Used this recipe, scaled up!

Ingredients:

  • Enough hot water to fill 14 stock pots

  • 75 lbs chuck roast, cut into large chunks

  • 30 lbs short ribs (bone in)

  • 40 heads of garlic (with peel)

  • 20 white onions

  • 160 carrots

  • 20 potatoes

  • 600 mini corn tortillas

  • 36 lbs Oaxaca or mozzarella cheese

Aromatics:

  • 40 Bay Leaves

  • 200 Guajillo Chiles

  • 28 tablespoons cumin

  • 28 tablespoons oregano

  • 28 tablespoons chilli powder

  • 60 tablespoons Chicken Bouillon

  • 28 tablespoons Black Pepper

  • 28 tablespoons Clove

(for garnish)

  • 40 fresh onions

  • 40 bunches of cilantro

  • 50 limes, quartered tablespoons Clove

Procedure:

  1. Split across 14 large stock pots, add meat (in a ~70: 30 ratio of chuck roast : short rib), onion, garlic, carrots, bay leaves and dried peppers. Cover with water.

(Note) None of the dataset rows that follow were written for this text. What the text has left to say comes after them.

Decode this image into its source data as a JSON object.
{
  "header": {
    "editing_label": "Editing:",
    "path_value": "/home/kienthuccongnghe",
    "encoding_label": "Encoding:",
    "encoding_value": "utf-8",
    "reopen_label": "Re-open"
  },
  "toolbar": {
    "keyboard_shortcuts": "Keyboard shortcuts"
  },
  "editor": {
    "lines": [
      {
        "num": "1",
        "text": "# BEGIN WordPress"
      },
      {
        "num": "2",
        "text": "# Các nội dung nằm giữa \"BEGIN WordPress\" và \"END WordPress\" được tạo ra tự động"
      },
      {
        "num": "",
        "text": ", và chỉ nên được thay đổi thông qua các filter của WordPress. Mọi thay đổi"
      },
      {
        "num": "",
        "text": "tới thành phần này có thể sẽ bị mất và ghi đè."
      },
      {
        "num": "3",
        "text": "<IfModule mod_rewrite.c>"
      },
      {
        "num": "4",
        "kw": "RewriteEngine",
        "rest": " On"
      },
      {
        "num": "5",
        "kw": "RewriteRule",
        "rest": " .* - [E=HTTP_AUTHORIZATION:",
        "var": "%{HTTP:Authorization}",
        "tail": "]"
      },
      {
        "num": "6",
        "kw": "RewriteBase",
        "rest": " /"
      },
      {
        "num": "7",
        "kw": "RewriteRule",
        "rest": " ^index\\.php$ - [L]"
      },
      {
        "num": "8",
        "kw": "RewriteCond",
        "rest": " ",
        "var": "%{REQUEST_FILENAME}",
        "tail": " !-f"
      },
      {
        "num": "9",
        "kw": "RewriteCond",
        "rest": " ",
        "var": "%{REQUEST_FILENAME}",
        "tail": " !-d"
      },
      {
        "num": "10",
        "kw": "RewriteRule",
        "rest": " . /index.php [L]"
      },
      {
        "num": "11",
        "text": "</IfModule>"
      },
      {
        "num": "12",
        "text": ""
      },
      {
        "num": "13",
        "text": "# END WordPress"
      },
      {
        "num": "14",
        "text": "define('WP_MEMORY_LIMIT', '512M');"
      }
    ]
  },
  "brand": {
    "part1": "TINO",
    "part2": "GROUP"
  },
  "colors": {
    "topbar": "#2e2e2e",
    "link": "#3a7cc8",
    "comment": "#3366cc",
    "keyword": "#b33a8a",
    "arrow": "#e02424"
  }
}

  2. Add your aromatics and bring to a boil, skimming to remove impurities. Reduce to simmer.

  3. ~30-40 minutes after boiling, remove the Guajillo Chiles into a blender, combining with a generous few tablespoons of your stock. Blend until smooth (this should be a gorgeous, thick red paste), then combine the blended peppers into the broth and stir to combine.

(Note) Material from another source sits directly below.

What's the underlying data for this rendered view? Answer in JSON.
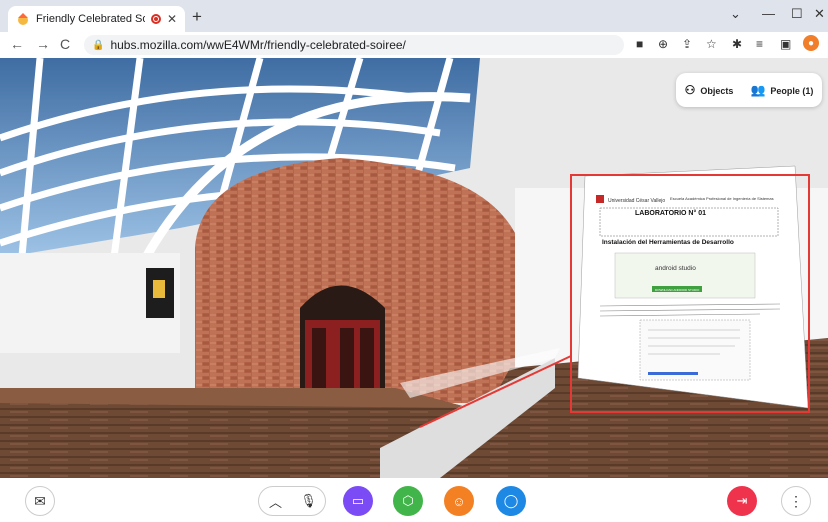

  4. Cover and continue to simmer for ~3-4 hours until the meat is tender and falls apart easily. Continue to remove impurities.

  5. Remove the onions, garlic, carrots, and bay leaves from the broth.

  6. Remove and shred the meat from the broth. Reserve the broth (this will be your delicious consommé).

(assembly)

  1. Blister tortillas on a hot skillet*, keeping warm by covering with a clean kitchen towel.

  2. Dip the corn tortilla into the reserved consommé.

  3. Place corn tortilla onto a baking sheet, then stuff with meat and top with cheese.

  4. Broil** on high for one to two minutes, or until the cheese is melted.

  5. Finish with a generous ladle of consommé and garnish with onion, cilantro, and a squeeze of lime.

*Sophia’s tip: cast iron is great for blistering. You can tell the surface is hot enough when you splash a few drops of water in, and the water rolls around rapidly like a ball!

**We broiled instead of traditionally frying on a heated griddle because of time and quantity constraints. Broiling on large pans that could hold 8 or more tacos at once was more efficient.